This year, I was hoping for a time similar to--if not a bit faster than--Wilber-Duck's 4:26 from last week. I tried to do my homework on the competition end, too. Earlier in the day, I told Rojo, Cornell's distance coach, not to tell anyone about the race, so I would have a chance in hell of winning. To my dismay, I quickly found out that there was plenty of competition from a bunch of 23-year-olds in the area and a few kids still in college looking to break 4:20. Oy vay.
The men's and women's races went off at the same time. My race was pretty quick from the start, with a group of about six guys running together for the first quarter. That thinned out a bit as we moved onto the half, which felt like it was three-quarters, but wasn't.
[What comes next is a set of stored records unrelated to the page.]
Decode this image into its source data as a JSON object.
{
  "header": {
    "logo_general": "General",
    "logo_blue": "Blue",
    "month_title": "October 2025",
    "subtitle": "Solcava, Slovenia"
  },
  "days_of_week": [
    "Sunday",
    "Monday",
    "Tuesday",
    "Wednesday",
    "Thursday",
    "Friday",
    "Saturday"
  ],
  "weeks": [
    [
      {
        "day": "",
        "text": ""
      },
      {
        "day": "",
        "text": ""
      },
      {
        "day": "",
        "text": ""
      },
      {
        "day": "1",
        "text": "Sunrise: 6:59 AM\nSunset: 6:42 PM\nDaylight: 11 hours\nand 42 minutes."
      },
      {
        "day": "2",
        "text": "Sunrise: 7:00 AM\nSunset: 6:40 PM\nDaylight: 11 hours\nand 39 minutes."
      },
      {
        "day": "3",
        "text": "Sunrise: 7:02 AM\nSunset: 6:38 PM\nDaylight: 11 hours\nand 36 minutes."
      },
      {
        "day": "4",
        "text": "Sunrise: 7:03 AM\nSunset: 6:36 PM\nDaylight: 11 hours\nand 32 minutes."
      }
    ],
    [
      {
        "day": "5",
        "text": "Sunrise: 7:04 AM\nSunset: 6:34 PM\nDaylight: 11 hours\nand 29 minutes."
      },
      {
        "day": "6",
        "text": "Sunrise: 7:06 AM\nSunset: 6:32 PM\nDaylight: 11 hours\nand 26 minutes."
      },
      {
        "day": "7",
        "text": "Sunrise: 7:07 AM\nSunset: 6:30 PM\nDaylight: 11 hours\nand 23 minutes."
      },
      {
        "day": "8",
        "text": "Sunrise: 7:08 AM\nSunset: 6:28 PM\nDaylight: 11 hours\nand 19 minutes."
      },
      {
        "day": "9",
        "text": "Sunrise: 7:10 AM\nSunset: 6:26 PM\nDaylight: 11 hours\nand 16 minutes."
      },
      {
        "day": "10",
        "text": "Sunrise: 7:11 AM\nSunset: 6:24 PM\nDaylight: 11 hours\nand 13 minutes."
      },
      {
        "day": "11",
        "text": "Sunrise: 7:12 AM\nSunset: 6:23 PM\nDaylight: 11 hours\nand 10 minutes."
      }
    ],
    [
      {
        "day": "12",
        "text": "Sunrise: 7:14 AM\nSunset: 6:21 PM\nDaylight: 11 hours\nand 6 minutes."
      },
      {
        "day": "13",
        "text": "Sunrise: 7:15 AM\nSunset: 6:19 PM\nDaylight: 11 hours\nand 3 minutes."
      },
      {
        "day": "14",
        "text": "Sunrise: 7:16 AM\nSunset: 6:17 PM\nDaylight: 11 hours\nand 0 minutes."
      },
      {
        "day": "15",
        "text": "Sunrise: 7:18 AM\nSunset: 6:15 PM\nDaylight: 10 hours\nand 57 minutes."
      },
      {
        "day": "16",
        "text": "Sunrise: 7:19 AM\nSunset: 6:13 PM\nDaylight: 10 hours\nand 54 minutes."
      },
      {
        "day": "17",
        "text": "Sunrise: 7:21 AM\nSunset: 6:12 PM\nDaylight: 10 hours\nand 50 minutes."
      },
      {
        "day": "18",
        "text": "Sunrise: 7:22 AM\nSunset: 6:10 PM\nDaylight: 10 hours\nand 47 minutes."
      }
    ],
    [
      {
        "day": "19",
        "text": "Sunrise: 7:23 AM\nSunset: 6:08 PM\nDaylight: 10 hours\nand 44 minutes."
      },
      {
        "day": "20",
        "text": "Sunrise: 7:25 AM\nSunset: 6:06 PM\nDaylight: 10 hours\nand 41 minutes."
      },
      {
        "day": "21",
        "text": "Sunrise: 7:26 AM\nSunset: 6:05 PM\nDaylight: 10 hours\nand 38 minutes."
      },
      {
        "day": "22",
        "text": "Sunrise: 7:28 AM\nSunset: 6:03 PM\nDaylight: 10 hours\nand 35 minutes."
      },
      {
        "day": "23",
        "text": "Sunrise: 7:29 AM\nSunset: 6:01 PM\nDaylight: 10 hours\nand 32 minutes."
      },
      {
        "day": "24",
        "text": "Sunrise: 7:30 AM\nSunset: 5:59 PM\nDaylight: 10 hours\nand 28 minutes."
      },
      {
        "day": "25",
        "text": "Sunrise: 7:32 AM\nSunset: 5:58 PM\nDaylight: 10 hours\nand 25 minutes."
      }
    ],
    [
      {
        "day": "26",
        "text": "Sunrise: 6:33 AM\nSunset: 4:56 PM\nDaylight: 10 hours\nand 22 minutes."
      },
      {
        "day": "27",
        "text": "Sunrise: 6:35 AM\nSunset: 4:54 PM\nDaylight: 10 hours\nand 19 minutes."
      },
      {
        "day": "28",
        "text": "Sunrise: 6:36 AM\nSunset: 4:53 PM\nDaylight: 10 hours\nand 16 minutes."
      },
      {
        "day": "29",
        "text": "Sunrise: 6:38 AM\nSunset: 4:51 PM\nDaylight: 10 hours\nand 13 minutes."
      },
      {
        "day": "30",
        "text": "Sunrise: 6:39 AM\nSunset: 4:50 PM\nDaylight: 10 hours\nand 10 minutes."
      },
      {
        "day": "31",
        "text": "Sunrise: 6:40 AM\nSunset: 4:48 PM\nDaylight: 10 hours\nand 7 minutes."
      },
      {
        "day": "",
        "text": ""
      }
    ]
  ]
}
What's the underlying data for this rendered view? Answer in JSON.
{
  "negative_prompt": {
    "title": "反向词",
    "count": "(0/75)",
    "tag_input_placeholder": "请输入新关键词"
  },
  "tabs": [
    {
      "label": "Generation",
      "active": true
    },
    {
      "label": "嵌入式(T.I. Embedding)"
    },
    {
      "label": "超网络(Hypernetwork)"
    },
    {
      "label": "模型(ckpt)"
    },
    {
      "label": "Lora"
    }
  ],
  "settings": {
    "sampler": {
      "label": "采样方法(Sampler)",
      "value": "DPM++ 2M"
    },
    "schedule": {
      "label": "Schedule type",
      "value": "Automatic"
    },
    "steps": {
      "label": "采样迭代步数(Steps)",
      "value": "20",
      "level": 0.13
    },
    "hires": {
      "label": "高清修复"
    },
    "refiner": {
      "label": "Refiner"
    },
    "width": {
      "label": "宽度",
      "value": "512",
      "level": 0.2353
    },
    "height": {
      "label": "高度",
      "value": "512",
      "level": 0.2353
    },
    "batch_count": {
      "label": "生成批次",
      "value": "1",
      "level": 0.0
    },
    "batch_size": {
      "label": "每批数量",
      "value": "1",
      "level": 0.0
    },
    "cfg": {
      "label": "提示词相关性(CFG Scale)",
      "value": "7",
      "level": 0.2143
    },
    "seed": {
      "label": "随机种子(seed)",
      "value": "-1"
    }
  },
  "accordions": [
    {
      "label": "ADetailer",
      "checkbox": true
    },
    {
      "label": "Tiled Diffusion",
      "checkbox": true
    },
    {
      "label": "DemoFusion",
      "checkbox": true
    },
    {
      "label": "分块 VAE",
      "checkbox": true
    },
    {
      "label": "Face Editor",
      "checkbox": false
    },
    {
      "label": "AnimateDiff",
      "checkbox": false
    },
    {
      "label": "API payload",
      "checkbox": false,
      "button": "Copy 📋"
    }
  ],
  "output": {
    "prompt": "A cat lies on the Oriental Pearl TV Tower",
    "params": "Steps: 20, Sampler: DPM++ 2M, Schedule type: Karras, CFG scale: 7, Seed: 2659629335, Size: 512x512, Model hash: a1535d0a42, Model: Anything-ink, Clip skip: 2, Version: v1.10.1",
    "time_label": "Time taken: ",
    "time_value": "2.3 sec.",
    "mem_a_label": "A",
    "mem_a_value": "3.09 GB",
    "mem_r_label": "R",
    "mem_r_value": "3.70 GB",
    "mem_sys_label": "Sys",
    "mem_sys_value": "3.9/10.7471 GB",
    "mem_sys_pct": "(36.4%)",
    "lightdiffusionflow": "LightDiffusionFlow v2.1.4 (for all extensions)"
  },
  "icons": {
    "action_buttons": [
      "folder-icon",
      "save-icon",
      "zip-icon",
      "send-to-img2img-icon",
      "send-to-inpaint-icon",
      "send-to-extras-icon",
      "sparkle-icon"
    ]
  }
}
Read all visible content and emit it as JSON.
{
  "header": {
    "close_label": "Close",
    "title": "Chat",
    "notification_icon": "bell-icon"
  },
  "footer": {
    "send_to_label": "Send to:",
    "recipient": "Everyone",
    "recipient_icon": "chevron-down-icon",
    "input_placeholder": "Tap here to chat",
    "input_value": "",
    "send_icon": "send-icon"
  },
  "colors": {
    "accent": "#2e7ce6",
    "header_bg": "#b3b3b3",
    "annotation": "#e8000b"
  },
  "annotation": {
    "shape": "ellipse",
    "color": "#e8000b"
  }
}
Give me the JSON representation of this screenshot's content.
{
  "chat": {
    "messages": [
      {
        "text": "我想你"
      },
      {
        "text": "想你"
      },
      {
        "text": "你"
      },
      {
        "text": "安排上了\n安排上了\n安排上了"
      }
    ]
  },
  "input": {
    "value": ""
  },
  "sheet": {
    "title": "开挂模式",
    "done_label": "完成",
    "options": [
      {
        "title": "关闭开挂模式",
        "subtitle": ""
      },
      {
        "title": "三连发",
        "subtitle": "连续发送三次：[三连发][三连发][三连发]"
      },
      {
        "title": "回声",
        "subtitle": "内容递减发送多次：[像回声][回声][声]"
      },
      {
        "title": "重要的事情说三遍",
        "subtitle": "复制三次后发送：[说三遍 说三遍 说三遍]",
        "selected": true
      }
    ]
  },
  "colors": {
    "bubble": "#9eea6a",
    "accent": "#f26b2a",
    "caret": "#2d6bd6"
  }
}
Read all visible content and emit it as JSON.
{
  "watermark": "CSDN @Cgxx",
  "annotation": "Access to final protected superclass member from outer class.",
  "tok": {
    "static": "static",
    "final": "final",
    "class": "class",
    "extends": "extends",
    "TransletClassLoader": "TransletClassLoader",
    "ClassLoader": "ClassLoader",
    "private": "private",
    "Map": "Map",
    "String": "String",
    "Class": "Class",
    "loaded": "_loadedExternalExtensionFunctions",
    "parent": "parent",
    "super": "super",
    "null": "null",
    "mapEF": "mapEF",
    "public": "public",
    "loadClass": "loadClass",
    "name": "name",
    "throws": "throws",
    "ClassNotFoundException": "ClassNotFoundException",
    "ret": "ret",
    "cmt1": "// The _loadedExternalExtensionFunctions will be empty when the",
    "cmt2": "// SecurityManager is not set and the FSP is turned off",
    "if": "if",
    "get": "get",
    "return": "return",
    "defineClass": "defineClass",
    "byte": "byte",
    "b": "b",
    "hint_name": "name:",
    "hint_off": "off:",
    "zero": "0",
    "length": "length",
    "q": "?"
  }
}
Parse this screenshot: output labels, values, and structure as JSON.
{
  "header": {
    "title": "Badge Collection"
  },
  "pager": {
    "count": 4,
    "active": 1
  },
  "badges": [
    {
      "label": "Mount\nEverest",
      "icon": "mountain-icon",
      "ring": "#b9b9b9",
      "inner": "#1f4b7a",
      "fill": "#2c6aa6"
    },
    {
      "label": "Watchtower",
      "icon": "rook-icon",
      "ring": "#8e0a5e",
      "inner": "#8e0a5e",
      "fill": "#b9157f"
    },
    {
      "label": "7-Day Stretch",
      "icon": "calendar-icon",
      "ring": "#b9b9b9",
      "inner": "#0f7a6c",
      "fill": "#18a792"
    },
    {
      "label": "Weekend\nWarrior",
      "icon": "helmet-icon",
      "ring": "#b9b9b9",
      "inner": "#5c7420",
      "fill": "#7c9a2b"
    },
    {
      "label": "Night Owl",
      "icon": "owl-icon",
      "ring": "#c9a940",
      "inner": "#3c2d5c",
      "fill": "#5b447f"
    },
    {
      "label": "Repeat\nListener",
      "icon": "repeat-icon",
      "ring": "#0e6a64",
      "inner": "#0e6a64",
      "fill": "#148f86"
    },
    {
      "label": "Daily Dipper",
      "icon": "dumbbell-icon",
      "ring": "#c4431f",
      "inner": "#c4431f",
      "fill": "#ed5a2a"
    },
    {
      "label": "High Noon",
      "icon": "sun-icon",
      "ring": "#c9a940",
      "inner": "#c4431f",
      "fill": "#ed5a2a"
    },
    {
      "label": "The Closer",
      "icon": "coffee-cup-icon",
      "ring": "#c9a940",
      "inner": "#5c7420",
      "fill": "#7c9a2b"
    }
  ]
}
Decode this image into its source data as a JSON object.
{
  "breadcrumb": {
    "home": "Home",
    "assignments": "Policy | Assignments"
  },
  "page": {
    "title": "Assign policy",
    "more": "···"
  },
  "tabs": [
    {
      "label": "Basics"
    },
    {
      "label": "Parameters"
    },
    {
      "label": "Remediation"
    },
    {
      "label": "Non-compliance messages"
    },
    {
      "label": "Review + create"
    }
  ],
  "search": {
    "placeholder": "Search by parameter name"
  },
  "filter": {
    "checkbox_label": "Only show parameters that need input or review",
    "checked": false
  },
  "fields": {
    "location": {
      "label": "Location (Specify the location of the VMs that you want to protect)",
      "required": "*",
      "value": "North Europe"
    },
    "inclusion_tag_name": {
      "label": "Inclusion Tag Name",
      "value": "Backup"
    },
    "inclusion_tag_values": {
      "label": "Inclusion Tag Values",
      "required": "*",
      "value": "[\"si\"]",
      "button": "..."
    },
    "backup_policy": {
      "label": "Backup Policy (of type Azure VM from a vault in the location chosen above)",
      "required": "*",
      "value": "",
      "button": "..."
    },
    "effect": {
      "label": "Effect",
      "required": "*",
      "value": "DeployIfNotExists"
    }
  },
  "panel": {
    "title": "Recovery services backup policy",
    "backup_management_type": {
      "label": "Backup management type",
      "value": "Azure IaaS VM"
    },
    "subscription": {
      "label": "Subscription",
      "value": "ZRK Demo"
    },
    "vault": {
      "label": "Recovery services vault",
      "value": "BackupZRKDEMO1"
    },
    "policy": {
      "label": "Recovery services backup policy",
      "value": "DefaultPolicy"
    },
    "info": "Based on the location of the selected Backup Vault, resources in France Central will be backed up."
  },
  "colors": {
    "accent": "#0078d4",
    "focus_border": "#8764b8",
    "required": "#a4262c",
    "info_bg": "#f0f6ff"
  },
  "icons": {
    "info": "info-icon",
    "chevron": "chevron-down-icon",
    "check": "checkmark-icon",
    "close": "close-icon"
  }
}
The organizers had marked the course with cones at every 400 meters, but for whatever reason, that second cone seemed so far away from the first. Not a good sign.
I was on a few guys' shoulders, sort of in a second-third position for most of the first half. By the time we approached the quarter, I was somehow in the lead. I hadn't felt the pace slacken that much, but I could see based on the shadows behind me that I had a few steps on second place at that point.
My lead was short-lived, however. With about 300 meters to go, Quinn Thomas, who graduated from Dartmouth the same year I graduated from Cornell and has very similar PR's to me, passed me and put a few strides between us. I hit that inevitable crossroads at that point, where I had to decide if I was going to pack it in for a comfortable second (second place gets a bag of Gimme Coffee beans; not bad!) or try to muster some sort of second effort, even if it meant driving home nauseous. You know what I'm talking about.
With 150 to go, I pulled even with Quinn, then, very slowly, went by. Like that second cone, the finish line seemed so far away, and I was about 50% sure that I would be re-passed before the line. With 20 meters to go, my legs started to wobble, which as many of you know is the most horrifying, terrible feeling in the world, taking step by step in a world of pain. The best way I can describe it is that it's like trying to sprint after taking over someone else's body and being underwater for four and a half minutes.
Thankfully, for the sake of blog glory, I did manage to win in the end. After I came to my senses, I could hear the announcer announcing the first female finisher, though I couldn't see who it was. Someone told me that I had run 4:19, which is the fastest I've run in a long time (four or five years?), also setting a new course record for Ithaca Festival Mile in the process. Natalie had won as well, with a time that was a full ten seconds faster than her Wilber-Duck race (5:29 down to 5:19). She is invariably awesome at these sorts of things.
I credit the deep competition with the faster time. There was no opportunity for a sluggish pace in the middle, as much as I do love me some sluggish pace now and then.
As Natalie and I picked up our first-place coffee mugs (the promise that there would be pottery for the winners somehow didn't sway Steve to join us for this one), I thought about how validating this race was. It's a small-time community race without prize money, but it's in Ithaca, and there's a parade after it for goodness sakes. On a personal level, I've run the event every year but one, and to register this level of improvement is really, really nice--regardless of what happens with the 5k.
The rest of the night involved watching the Section IV State Qualifier Meet at IHS, dinner at Viva Tac, dessert at Purity, and catching up with about fifteen people along the way. As for the sub-15, 5k? We're working on it.